Without the names and birthdates of the offenders — or their consent — no one has been able to search CPIC, a national police database.
"Time is extremely short and the Board cannot do what it needs to do without knowing we have the consent of the [REDACTED] to do the CPIC check to verify their records (otherwise we don't know what we're pardoning)," writes Daryl Churney, director of corrections policy at Public Safety Canada.

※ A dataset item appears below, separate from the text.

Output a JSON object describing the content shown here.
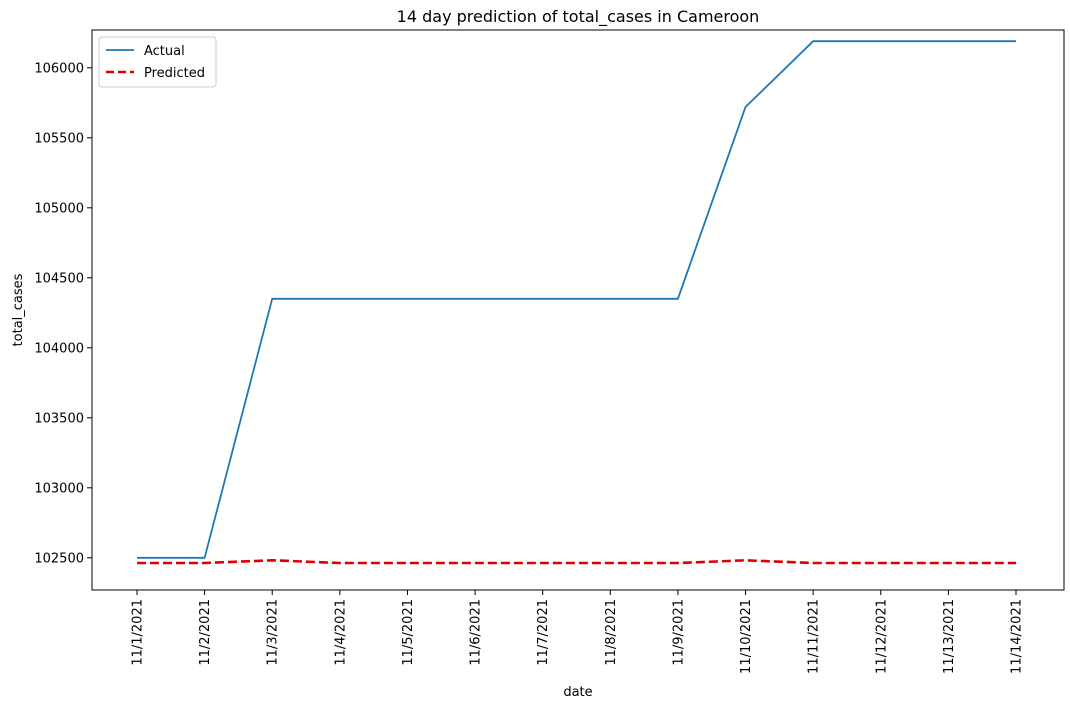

A parole board employee notes that the charges might not even show up in CPIC, since they're not criminal. Emails suggest that was the case: The RCMP had to resort to searching small police detachments for the records, since they showed up neither in the force's own national database nor CPIC.
July 20: "Honestly I wish I could change the channel, as I'm sure you do too," Churney writes to a colleague at the parole board.
Churney laments that the farmers will be giving verbal consent, "but at this point I think we have to take what we can get."
In the days that follow, the proposal is en route to the minister — but not all the farmers are getting pardons.
"The Minister's Office received verbal consent to proceed with everyone on the list for the above-noted pardons but [REDACTED]," notes one email. "Please complete the process forthwith for the remaining [REDACTED]."
Campbell told BuzzFeed Canada there were three farmers who "were disqualified for various reasons."
"Of course, when you're issuing any kind of pardon, you want to be very careful about what part of the record, if there's more than one part, that you are pardoning," she said. "There were apparently some issues around that."
July 27: A communications manager at Public Safety Canada sends Toews' office talking points for the prime minister, to be approved by his office and PCO.